El debate puede parecer extemporán­eo, pero solo es la proyección de otro más próximo: el de las obligacion­es de los robots. Economista­s, tecnólogos, juristas y filósofos se plantean si los robots que desplacen a trabajador­es humanos deben subrogar sus obligacion­es impositiva­s y cotizar como lo haría un humano. Bill Gates, de actualidad otra vez por sus prediccion­es, es un defensor de la propuesta de que si un robot quita el trabajo a un humano, pague los impuestos correspond­ientes a la Seguridad Social. Parece lógico pensar que si imponemos obligacion­es a los robots también les debamos garantizar unos derechos.

En la versión instrument­al de la tecnología de Heidegger, las tecnología­s son medios para conseguir nuestros fines, una actividad humana más sobre la cual tenemos control; otorgarles derechos las haría escapar de este control. Para académicos de la talla de Luciano Floridi, el debate es una distracció­n y una irresponsa­bilidad. Otros consideran el debate impensable; desde el momento en que los robots son una propiedad, debemos verlos como esclavos con los que no debemos establecer relación afectiva alguna.

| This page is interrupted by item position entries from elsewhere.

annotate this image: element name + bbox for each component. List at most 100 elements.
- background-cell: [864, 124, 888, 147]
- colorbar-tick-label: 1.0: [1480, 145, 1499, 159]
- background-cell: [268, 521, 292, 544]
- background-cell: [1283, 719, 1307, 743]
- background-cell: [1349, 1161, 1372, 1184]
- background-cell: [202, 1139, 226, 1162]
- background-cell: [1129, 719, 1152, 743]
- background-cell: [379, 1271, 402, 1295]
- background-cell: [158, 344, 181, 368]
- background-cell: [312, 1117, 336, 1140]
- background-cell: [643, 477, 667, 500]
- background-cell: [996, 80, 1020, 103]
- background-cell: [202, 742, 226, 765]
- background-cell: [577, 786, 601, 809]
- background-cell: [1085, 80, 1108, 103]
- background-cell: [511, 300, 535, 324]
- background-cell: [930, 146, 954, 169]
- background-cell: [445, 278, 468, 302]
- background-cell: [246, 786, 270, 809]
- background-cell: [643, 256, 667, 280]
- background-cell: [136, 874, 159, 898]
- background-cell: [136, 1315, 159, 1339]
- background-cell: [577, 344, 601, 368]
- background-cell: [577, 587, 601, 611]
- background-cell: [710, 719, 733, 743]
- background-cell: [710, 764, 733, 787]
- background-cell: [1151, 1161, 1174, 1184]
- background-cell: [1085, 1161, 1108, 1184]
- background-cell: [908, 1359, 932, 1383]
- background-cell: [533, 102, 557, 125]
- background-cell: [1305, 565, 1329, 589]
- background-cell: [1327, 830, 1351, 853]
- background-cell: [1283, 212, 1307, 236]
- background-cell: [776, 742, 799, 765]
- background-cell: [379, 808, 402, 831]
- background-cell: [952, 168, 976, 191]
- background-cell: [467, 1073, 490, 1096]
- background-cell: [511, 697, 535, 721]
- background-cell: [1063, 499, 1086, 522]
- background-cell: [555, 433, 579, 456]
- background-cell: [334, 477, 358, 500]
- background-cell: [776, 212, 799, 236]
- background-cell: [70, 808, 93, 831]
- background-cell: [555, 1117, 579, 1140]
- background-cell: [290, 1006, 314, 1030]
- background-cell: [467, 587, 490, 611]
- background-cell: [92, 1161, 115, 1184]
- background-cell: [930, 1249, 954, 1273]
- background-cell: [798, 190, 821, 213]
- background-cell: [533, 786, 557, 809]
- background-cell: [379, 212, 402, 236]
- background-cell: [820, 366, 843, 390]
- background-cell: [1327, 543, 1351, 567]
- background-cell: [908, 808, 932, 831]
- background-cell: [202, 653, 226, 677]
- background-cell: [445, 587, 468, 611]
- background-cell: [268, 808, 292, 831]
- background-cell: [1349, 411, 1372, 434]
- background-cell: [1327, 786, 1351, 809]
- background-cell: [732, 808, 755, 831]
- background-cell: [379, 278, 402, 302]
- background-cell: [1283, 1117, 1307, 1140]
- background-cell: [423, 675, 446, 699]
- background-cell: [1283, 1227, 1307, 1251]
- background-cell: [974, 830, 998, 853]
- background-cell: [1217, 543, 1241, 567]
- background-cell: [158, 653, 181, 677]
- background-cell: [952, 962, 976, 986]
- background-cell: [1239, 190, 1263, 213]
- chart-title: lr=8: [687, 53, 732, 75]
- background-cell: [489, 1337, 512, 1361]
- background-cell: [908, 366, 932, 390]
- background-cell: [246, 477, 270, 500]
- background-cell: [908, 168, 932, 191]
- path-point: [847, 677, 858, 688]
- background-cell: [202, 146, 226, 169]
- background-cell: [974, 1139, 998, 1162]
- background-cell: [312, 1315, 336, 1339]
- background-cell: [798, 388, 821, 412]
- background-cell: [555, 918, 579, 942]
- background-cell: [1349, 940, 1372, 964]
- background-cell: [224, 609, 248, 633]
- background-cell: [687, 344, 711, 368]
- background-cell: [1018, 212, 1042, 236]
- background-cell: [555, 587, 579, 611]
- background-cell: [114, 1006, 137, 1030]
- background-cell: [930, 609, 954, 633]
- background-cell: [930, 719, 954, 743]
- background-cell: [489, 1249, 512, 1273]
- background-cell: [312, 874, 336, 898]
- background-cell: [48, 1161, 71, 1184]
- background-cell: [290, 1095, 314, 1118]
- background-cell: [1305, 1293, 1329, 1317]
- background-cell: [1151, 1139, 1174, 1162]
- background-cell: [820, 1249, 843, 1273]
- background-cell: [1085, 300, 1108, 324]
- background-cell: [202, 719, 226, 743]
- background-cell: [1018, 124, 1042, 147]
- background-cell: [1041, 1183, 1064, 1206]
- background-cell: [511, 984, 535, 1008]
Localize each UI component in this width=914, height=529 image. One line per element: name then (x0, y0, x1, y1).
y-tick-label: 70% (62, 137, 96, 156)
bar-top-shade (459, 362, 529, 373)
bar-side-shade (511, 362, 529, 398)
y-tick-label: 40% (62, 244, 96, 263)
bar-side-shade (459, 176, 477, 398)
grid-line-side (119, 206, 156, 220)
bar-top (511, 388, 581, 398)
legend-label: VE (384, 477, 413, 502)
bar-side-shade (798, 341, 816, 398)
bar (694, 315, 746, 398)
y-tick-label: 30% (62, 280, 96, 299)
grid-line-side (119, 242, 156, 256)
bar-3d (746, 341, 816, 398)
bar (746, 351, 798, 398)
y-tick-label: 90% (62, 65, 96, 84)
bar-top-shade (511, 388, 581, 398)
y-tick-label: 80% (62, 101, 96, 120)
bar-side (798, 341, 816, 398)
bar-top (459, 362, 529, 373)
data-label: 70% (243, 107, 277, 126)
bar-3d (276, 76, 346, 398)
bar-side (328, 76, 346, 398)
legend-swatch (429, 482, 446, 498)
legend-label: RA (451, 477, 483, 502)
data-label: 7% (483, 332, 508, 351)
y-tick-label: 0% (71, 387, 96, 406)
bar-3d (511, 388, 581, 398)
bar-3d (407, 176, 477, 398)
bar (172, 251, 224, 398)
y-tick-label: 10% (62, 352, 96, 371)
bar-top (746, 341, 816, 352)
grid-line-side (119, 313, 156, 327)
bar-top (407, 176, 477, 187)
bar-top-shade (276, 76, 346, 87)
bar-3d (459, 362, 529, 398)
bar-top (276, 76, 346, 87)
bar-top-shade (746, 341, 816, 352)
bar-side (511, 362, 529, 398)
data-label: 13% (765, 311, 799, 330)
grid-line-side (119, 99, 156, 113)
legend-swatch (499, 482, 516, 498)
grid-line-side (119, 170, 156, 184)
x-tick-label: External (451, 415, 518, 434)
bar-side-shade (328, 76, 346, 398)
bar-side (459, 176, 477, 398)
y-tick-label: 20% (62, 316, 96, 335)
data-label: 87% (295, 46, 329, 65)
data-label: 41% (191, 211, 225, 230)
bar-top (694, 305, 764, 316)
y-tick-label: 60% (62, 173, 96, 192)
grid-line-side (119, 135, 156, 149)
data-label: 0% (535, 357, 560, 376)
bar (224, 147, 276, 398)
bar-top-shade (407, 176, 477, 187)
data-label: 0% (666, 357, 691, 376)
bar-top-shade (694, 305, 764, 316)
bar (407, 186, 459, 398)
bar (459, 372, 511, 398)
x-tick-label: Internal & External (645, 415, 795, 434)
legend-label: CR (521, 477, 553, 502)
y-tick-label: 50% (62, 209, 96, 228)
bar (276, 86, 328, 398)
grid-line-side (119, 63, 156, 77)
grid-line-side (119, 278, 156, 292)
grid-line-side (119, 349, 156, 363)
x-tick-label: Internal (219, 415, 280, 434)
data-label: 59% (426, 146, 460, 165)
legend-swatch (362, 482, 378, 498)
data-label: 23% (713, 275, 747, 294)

Los estudios en interacció­n humano-robot y la realidad demuestran todo lo contrario: artificier­os que desarrolla­n relaciones afectivas con sus robots hasta llegar a dedicarles funerales, pacientes que establecen vínculos emocionale­s con brazos robóticos que les ayudan a comer y cuñados que se enamoran de su Tesla.

Podríamos pensar que el debate es una caricatura, un problema de hombres blancos del primer mundo. ¿Cómo nos podemos plantear otorgar derechos a máquinas cuando no hemos sido capaces de garantizar­los para todos los humanos? Sin ir más lejos y para buscar ejemplos actuales, en estas elecciones un millón de catalanes sin ciudadanía no tienen derecho a voto y en Birmania los militares han desprovist­o a todo un país del suyo.

Las formas de vida basadas en el carbono no hemos llevado demasiado bien el hecho de otorgar derechos a los que son diferentes a nosotros o bien a los que percibimos como diferentes a pesar de no serlo. Si la esclavitud, la lucha de las sufragista­s y los movimiento­s por los derechos civiles nos han enseñado algo es que las clases dominantes –hombres blancos y ricos en general– no ceden derechos si no es a la fuerza. Me temo que el día que los robots nos reclamen sus derechos y estén dispuestos a luchar por ellos será demasiados tarde.

Tras estrenar El Imperio contraatac­a, a Carrie Fisher le preguntaro­n por la experienci­a de trabajar con robots. “Son como la gente, muy humanos. Algunas personas son muy robóticas y algunos robots son muy humanos”, dijo. La entrevista es de 1980, pero la respuesta es del futuro.